Keputusannya untuk berbisnis, didasari pertimbangan yang sangat prinsip, yakni agar masa pensiun dirinya memiliki pendapatan yang pasti dan lebih. Di satu sisi, diakuinya, penghasilannya sebagai manajer di perusahaan yang bergerak di packaging, cukup baik. “Saya mendapat mobil dan rumah dari perusahaan. Dalam setahun saya pasti ke Hong Kong untuk menghadiri rapat tahunan di kantor pusat. Banyak negara sudah saya kelilingi. Tapi itu tidak menjamin masa pensiun saya,” jelasnya.
Itu sebabnya ia menegaskan perlu ada strategi jauh ke depan.

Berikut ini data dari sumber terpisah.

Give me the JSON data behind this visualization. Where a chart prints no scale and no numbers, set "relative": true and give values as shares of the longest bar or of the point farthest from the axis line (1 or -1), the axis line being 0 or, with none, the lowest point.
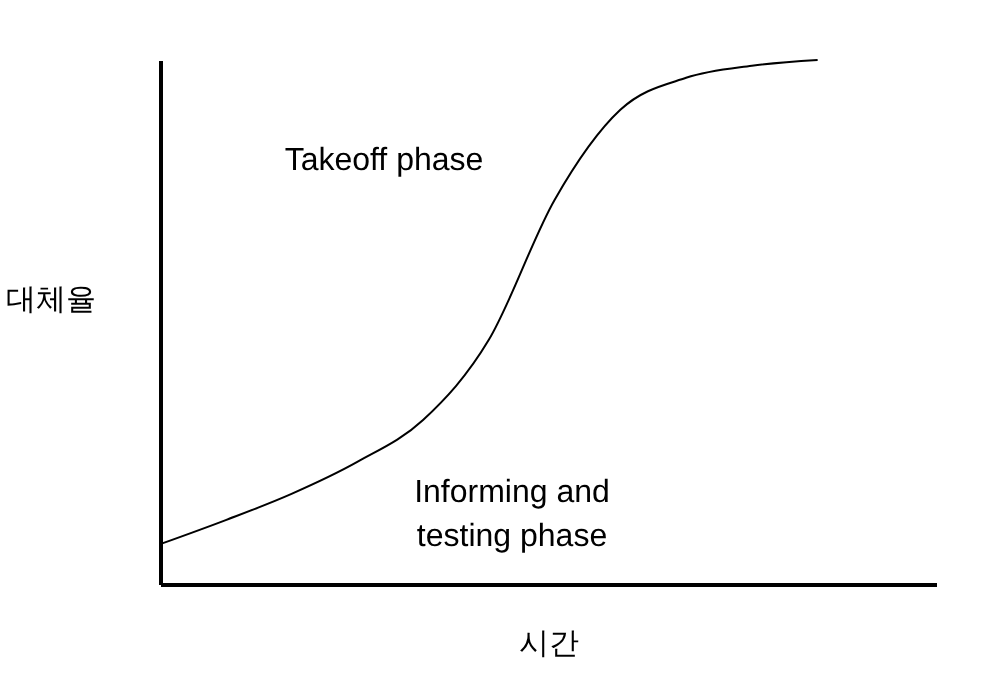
{
  "chart_data": {
    "type": "line",
    "relative": true,
    "xlabel": "시간",
    "ylabel": "대체율",
    "categories": [
      null,
      null,
      null,
      null,
      null,
      null,
      null,
      null,
      null,
      null,
      null
    ],
    "series": [
      {
        "color": "#000000",
        "values": [
          0.076,
          0.122,
          0.172,
          0.233,
          0.313,
          0.466,
          0.733,
          0.905,
          0.966,
          0.989,
          1.0
        ]
      }
    ],
    "annotations": [
      "Takeoff phase",
      "Informing and testing phase"
    ]
  }
}
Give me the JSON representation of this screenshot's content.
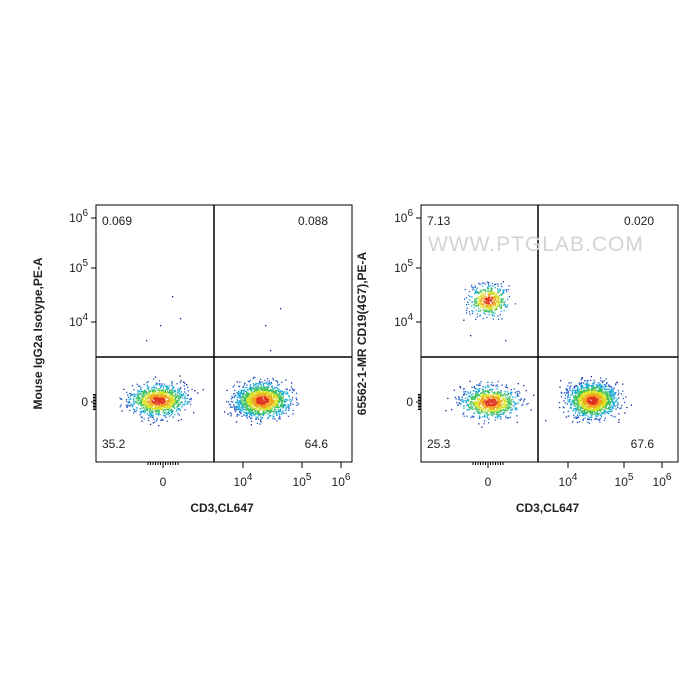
{
  "watermark": "WWW.PTGLAB.COM",
  "panels": [
    {
      "y_label": "Mouse IgG2a Isotype,PE-A",
      "x_label": "CD3,CL647",
      "quadrants": {
        "upper_left": "0.069",
        "upper_right": "0.088",
        "lower_left": "35.2",
        "lower_right": "64.6"
      },
      "y_ticks": [
        {
          "base": "10",
          "exp": "6"
        },
        {
          "base": "10",
          "exp": "5"
        },
        {
          "base": "10",
          "exp": "4"
        },
        "0"
      ],
      "x_ticks": [
        "0",
        {
          "base": "10",
          "exp": "4"
        },
        {
          "base": "10",
          "exp": "5"
        },
        {
          "base": "10",
          "exp": "6"
        }
      ]
    },
    {
      "y_label": "65562-1-MR CD19(4G7),PE-A",
      "x_label": "CD3,CL647",
      "quadrants": {
        "upper_left": "7.13",
        "upper_right": "0.020",
        "lower_left": "25.3",
        "lower_right": "67.6"
      },
      "y_ticks": [
        {
          "base": "10",
          "exp": "6"
        },
        {
          "base": "10",
          "exp": "5"
        },
        {
          "base": "10",
          "exp": "4"
        },
        "0"
      ],
      "x_ticks": [
        "0",
        {
          "base": "10",
          "exp": "4"
        },
        {
          "base": "10",
          "exp": "5"
        },
        {
          "base": "10",
          "exp": "6"
        }
      ]
    }
  ]
}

Harus ada pemasukan yang lebih menjamin. Lagi pula, diungkapkannya, di perusahaan asing ada semacam kebiasaan yang sudah umum, hanya “dipakai” dalam waktu yang singkat. “Lifecycle-nya singkat, cuma 10 tahun setelah itu selesai,” jelasnya.

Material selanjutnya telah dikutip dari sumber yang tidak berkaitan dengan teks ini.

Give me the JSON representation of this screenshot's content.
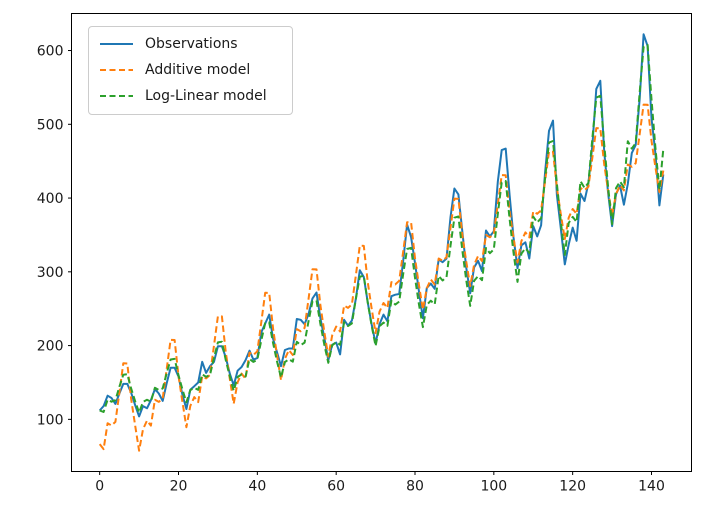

Bisnis yang didirikannya bukan tanpa kendala. Ia mengaku mendapat kesulitan untuk masuk ke mal, padahal ia siap membayar sewa yang dipatok oleh pengelola. “Semua mal yang saya datangi menolak, dengan alasan sudah penuh,” katanya sengit. Trisetyo masih bertekad untuk dapat berdagang di mal meski ditolak. Ia juga menegaskan siap bersaing dengan restoran-restoran besar yang ada.
Masih ada keinginannya lagi, yaitu membuat waralaba terhadap usaha yang tengah ditekuninya ini. Namun, ditegaskannya, waralaba yang akan dibuatnya kelak harus menguntungkan pihak pembeli waralaba. “Saya ingin membuat konsep yang berbeda dengan waralaba yang ada sekarang,” katanya.
Ia menekankan semangat wirausaha harus ada pada setiap orang. Alasannya, dengan menjadi pegawai atau karyawan potensi yang ada pada setiap orang tidak seimbang dengan reward yang diperoleh. “Value yang ada pada diri kita harus dioptimalkan,” tegasnya.